Russell Findlay, the Scottish Conservative leader, said the timing of Swinney’s debate was “comical” given the political agenda was dominated by Murrell’s embezzlement.

He said Swinney himself had helped quash “valid concerns” within the SNP about the party’s finances before the police investigation was launched, echoing warnings from Nicola Sturgeon to party members to “stay quiet”.
When she was interviewed as a suspect by police, Sturgeon, who was subsequently cleared of any wrongdoing, had repeatedly said “no comment” to detectives’ questions, he said.
Those were “the tactics of organised crime”, Findlay said. “Today of all days, John Swinney reckons the SNP can be trusted to take full control of an independent Scotland and our nation’s finances.

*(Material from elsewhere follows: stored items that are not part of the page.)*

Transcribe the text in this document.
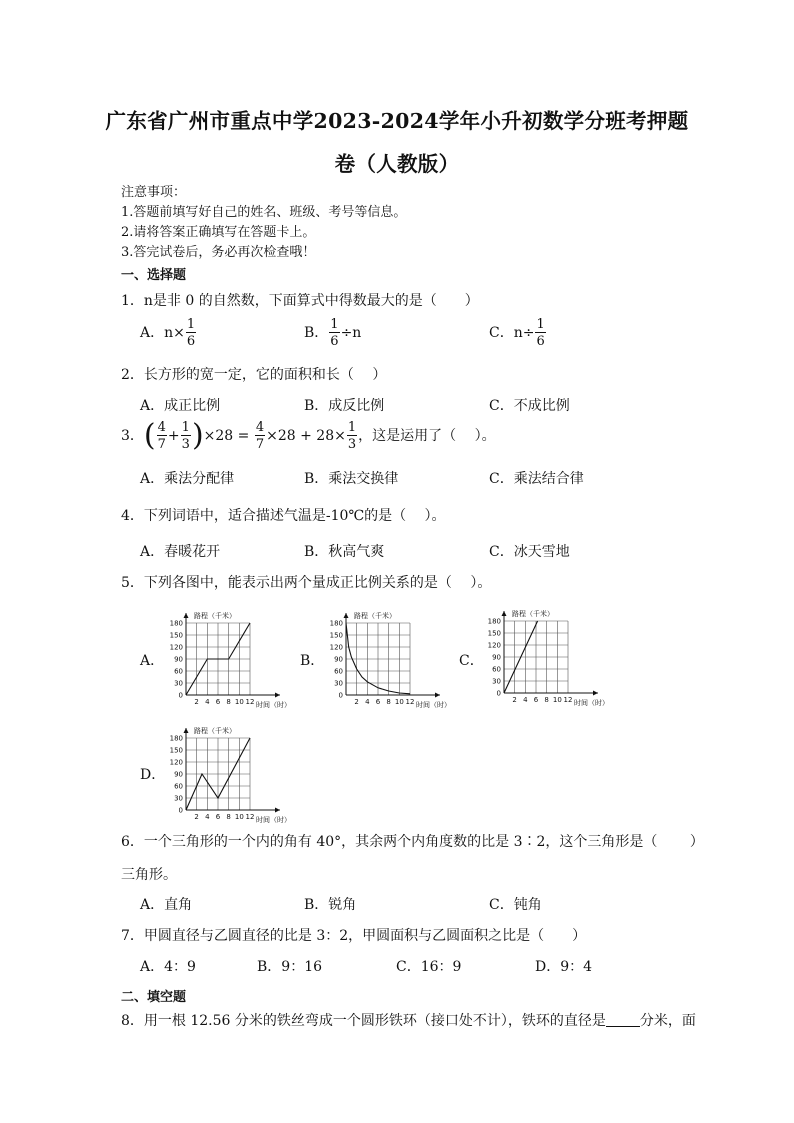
广东省广州市重点中学2023-2024学年小升初数学分班考押题
卷（人教版）
注意事项：
1.答题前填写好自己的姓名、班级、考号等信息。
2.请将答案正确填写在答题卡上。
3.答完试卷后，务必再次检查哦！
一、选择题
1．n是非 0 的自然数，下面算式中得数最大的是（　　）
A．$n\times \frac{1}{6}$	B． $\frac{1}{6} \div n$	C．$n\div \frac{1}{6}$
2．长方形的宽一定，它的面积和长（　 ）
A．成正比例	B．成反比例	C．不成比例
3．( $\frac{4}{7} + \frac{1}{3} )\times 28 = \frac{4}{7} \times 28 + 28\times \frac{1}{3}$ ，这是运用了（　 ）。
A．乘法分配律	B．乘法交换律	C．乘法结合律
4．下列词语中，适合描述气温是-10℃的是（　 ）。
A．春暖花开	B．秋高气爽	C．冰天雪地
5．下列各图中，能表示出两个量成正比例关系的是（　 ）。
A．	B．	C．
D．
180
150
120
90
60
30
0
2 4 6 8 10 12
路程（千米）
时间（时）
180
150
120
90
60
30
0
2 4 6 8 10 12
路程（千米）
时间（时）
180
150
120
90
60
30
0
2 4 6 8 10 12
路程（千米）
时间（时）
180
150
120
90
60
30
0
2 4 6 8 10 12
路程（千米）
时间（时）
6．一个三角形的一个内的角有 40°，其余两个内角度数的比是 3∶2，这个三角形是（　　 ）
三角形。
A．直角	B．锐角	C．钝角
7．甲圆直径与乙圆直径的比是 3：2，甲圆面积与乙圆面积之比是（　　）
A．4：9	B．9：16	C．16：9	D．9：4
二、填空题
8．用一根 12.56 分米的铁丝弯成一个圆形铁环（接口处不计），铁环的直径是 分米，面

The same John Swinney who didn’t have a clue that his childhood friend, who he appointed SNP chief executive, was plundering their own party.”
Swinney’s efforts to shift attention on to Scotland’s constitutional options was backed by Ross Greer, the Scottish Green party’s co-leader, who accused Holyrood’s pro-UK parties of deploying “increasingly desperate mental gymnastics” when they tried to deny that the SNP’s 58 seats and the Greens’ 15 seats had produced Holyrood’s “biggest ever” pro-independence majority.
The SNP’s election manifesto had stated only an SNP majority would deliver that mandate, but Swinney’s motion on Tuesday insisted the combined votes of both parties were a legitimate mandate.
Craig Hoy, the Scottish Tories’ finance spokesperson, challenged Greer’s stance by arguing that the SNP and the Greens won only 41% of Scotland’s regional votes on 7 May, while pro-UK parties gained 59%.
Greer dismissed that line. “It’s normal in a democracy that a parliamentary majority can pursue the issues that it’s won a mandate from the voters on,” he said. “Democracy is not a one-off event. We’ve got to wonder why people are so angry and cynical. It’s because of these anti-democratic games that are being played.”